Step 1: Increase the shooting distance

So this is a simple one. The basic idea is to draw circles varying the step size and observe a few things. Here is the recipe.

  1. Draw 1 inch diameter circles, starting with 3 mm steps, down to 0.25 mm.
  2. Measure how long it takes to draw each circle, and the total line length.
  3. View the circles closely to see how well they appear circular.

Below is an SVG of the file that will be drawn. Later down, there is a picture of the plotted page.

Pre-render of the plot.
The test plot, an SVG file that you can download if you want to. It shows the whole 8.5 x 11 page.
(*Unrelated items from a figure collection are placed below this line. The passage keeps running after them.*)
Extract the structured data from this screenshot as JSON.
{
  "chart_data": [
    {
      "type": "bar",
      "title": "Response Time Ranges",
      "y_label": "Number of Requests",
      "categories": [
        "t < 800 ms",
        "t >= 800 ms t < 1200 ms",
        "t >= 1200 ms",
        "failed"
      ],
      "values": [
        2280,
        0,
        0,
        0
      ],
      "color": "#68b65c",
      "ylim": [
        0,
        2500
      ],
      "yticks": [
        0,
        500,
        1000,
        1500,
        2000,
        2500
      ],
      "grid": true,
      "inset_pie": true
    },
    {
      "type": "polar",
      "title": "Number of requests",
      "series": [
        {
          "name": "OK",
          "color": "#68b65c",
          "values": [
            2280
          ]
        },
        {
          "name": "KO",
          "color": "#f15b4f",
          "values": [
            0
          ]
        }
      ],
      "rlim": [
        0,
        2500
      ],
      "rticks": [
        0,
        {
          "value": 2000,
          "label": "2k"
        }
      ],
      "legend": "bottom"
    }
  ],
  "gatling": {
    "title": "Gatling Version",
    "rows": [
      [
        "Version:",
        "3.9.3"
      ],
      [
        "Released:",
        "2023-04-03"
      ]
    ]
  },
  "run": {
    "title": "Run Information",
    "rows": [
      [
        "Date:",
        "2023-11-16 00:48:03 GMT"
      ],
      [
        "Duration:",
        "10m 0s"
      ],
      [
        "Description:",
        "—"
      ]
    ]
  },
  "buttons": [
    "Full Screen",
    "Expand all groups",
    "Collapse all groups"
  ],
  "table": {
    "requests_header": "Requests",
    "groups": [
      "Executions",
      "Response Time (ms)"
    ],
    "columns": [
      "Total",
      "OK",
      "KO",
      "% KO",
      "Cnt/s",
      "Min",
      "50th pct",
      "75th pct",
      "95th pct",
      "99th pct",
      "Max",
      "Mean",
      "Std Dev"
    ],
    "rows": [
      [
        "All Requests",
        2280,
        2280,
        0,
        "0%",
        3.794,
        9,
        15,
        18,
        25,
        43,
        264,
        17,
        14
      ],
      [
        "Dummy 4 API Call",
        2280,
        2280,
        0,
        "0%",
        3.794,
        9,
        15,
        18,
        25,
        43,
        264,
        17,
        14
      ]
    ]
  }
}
I plotted the file twice and collected the data. The result is reproduced below.

Trial 1:

shooting distance (mm) run time (s) total distance (mm)
3.00 4.5 162.00
2.75 9.3 165.00
2.50 9.0 160.00
2.25 9.2 162.00
2.00 9.1 160.00
1.75 9.5 161.00
1.50 11.0 162.00
1.25 11.0 160.00
1.00 12.3 160.00
0.75 14.1 160.50
0.50 17.1 160.00
0.25 23.8 160.00

Trial 2:

shooting distance (mm) run time (s) total distance (mm)
3.00 4.5 162.00
2.75 9.3 165.00
2.50 9.0 160.00
2.25 9.1 162.00
2.00 9.0 160.00
1.75 9.5 161.00
1.50 11.0 162.00
1.25 11.0 160.00
1.00 12.3 160.00
0.75 14.1 160.50
0.50 17.1 160.00
0.25 23.8 160.00

It’s easier to see in graphical form.


Graphs of experimental data.
Data collected for the run time and total line distance drawn for two trials. The top figure shows the time to draw one circle vs the step size. The bottom figure shows the expected drawn line distance. For convenience there is a blue line drawn for the correct length of the circle's circumference.
Photograph of resulting plots.
Photograph of the resulting plot. Here is a MUCH bigger version. Note that there are the two trials on the same page. It's been hand annotated with the shooting sizes, and a few other marks were added by an independent observer to indicate other issues with focusing on. Also note that the first trial was drawn, then the page was rotate 180° and the second trial was plotted. Really bigger version.
  1. The two trials are basically identical, in terms of time. That repeatability is really nice to see.
  2. The distance is going to be identical since that’s just a mathematical accumulation, not a record of the travel distance of the physical device.
  3. It’s a pretty smooth reduction in time as the step size increases, but it plateau’s by about 1 mm. I had (naively) expected it to be linear.
  4. There is a dramatic fall off between 2.75 mm and 3 mm step size. This is really unexpected, it’s basically 1/2 the time.
  5. A note about the overshoot. As shown in the bottom plot, all the circles overshoot the mark. This is expected since (but not desirable) the loop that draws the circles doesn’t take care on the last step to precisely end at the desired length.
  6. A last comment about the code: it doesn’t guard against a negative step size.